Architectural Design and Indoor Microbial Pollution
Ruth B. Kundsin
Oxford University Press, 1988 - Architecture - 317 pages
Chemical contaminants and other forms of indoor pollution have recently raised serious concern among occupational and environmental health workers, architects and engineers, and the Environmental Protection Agency and the Occupational Safety and Health Administration. Microbial pollutants in the home pose major health risks to adults, children, and particularly the immuno-suppressed, while "sick building syndrome" is a reality for many office workers. This timely book presents an interdisciplinary exploration of these problems by examining the effects of modern, energy-efficient architecture on levels of microbial contamination in air and water supplies. With the common goal of constructing a microbiologically safe environment, the contributors represent the disciplines upon whose combined efforts a solution depends: systems engineering, medicine, microbiology, environmental hygiene, and architecture. Among the topics considered are methods of contamination control in heating, ventilation, and air-conditioning systems; the microbiologist's role --and the techniques used-- in evaluating the hygienic environment; and assessment of water systems used in health care facilities.
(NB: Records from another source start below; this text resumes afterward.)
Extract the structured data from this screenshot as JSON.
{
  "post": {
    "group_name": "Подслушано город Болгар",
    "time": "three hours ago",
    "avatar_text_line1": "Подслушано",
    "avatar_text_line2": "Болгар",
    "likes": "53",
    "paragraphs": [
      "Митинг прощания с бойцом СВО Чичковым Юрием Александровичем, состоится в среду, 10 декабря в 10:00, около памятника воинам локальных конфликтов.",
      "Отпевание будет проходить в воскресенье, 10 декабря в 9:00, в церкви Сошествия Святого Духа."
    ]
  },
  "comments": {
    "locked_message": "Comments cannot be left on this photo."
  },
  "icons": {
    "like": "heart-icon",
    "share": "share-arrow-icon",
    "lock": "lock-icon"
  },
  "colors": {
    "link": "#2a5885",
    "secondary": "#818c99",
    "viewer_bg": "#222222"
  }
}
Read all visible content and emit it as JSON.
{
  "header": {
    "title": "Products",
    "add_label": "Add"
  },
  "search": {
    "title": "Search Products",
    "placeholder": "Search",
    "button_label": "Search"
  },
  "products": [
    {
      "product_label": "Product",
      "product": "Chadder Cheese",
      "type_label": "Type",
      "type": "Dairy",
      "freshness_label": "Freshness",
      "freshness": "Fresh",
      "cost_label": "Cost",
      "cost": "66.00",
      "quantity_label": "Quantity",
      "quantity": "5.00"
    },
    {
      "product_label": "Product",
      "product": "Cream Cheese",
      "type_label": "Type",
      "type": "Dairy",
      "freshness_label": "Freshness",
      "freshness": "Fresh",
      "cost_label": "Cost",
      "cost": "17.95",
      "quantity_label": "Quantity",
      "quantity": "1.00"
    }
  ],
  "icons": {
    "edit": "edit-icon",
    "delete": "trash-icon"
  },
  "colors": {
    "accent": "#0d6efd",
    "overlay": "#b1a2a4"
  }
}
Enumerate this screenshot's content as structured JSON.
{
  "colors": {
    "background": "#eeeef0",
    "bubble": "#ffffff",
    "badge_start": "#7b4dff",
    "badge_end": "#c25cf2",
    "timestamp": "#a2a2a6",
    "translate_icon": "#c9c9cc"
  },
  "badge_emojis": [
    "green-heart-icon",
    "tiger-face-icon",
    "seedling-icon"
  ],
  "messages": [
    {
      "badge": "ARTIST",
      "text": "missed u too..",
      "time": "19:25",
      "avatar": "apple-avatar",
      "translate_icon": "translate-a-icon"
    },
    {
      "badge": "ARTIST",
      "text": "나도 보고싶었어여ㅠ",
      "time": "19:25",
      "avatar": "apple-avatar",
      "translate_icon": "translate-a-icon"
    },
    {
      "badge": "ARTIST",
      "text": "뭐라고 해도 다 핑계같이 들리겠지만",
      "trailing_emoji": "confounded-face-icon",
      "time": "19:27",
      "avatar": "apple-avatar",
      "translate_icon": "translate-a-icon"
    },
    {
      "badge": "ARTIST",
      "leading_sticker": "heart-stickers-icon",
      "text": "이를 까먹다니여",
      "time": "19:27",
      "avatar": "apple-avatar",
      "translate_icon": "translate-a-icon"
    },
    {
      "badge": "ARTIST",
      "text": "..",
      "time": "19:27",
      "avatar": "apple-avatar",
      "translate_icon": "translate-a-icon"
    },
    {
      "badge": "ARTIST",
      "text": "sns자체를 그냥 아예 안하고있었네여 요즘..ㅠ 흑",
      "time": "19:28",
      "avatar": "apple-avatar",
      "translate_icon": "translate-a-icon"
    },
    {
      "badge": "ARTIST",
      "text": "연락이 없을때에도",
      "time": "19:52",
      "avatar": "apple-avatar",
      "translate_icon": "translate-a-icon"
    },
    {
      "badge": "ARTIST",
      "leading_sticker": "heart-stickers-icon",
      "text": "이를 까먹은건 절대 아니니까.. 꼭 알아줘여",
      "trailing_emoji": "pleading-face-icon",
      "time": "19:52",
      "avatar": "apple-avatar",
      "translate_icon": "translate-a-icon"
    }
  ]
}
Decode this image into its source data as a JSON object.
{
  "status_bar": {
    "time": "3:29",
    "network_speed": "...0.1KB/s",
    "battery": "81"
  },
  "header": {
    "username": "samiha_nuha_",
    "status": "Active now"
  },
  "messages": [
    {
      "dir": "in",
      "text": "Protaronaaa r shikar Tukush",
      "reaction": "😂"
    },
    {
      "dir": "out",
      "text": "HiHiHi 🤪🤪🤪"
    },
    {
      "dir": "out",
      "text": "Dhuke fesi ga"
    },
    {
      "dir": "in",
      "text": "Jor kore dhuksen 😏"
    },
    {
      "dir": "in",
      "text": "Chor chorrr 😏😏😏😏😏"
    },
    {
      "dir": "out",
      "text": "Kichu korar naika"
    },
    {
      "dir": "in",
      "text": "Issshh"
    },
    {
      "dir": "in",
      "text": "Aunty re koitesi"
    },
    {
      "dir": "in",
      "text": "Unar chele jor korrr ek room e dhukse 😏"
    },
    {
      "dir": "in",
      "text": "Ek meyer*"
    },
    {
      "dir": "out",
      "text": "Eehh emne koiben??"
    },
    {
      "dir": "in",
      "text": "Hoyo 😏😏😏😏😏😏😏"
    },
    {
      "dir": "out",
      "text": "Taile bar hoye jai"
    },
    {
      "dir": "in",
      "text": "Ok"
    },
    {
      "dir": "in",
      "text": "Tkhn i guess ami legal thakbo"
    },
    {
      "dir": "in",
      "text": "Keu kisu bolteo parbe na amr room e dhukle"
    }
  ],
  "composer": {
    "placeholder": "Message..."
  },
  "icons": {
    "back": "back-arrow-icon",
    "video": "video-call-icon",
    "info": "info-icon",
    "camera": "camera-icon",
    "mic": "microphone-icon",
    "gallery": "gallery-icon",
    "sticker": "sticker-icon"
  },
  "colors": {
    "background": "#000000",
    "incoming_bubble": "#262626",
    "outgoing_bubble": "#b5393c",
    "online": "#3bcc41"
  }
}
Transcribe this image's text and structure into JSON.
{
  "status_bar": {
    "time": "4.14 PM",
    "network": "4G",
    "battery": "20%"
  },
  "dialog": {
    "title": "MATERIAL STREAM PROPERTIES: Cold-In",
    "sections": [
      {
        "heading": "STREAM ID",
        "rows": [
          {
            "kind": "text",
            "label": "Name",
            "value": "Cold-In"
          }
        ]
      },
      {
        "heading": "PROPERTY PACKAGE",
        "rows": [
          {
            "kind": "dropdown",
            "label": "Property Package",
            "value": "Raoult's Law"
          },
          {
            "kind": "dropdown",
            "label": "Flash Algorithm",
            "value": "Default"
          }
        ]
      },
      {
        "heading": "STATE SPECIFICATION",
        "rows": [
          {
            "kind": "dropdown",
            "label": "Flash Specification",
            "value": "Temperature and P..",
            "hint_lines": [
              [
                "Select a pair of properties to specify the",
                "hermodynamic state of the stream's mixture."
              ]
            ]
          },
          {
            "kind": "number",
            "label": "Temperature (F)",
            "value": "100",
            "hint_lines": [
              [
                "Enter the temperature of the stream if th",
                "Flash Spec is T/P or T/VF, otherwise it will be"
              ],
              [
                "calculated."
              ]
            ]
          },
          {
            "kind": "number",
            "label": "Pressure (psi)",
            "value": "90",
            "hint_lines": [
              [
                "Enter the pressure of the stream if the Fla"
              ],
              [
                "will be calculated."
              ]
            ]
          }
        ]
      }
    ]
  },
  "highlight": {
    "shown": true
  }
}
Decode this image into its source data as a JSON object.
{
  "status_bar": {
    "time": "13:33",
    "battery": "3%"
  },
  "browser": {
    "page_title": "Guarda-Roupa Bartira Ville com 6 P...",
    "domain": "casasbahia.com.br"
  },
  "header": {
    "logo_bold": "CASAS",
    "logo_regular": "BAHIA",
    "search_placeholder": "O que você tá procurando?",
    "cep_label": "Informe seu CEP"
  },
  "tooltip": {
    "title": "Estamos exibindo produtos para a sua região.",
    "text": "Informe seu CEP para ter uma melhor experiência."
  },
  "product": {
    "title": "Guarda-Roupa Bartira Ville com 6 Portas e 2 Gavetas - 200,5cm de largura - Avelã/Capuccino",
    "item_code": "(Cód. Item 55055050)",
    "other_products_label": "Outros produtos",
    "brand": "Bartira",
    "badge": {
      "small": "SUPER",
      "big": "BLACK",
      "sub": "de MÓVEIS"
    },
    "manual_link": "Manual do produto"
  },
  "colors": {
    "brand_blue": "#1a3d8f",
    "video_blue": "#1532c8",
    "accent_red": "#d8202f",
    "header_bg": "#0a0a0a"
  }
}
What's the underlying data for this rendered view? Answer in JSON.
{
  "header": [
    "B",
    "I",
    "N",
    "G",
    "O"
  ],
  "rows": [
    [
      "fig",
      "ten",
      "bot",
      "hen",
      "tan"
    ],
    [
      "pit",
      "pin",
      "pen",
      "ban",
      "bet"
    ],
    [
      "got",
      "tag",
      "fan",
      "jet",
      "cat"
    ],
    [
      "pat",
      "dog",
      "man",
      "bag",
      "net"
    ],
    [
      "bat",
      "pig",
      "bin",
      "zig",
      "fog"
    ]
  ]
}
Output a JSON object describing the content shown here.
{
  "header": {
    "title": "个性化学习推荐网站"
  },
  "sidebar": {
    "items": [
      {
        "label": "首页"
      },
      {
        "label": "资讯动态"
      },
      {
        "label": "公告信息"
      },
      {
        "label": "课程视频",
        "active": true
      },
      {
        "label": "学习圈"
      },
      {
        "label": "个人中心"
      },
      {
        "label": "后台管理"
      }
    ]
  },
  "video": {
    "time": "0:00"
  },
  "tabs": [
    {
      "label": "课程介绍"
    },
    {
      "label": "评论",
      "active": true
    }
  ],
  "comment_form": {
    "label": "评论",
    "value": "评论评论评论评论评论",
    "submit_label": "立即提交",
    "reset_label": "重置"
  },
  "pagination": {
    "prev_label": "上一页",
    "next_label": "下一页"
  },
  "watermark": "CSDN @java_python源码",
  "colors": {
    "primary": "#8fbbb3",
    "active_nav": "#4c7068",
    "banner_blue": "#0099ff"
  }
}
Proposing methods for the elimination of the health problems discussed, the contributors stress the need for assessment of architectural design and subsequent preventive maintenance of buildings and their intricate heating and ventilating systems; and they show how poor building design and location affects it occupants. Architectural Design and Indoor Microbial Pollution provides public health professionals, microbiologists, and architects with an authoritative resource for assuring our comfort and safety in the hospitals, homes, and workplaces we inhabit.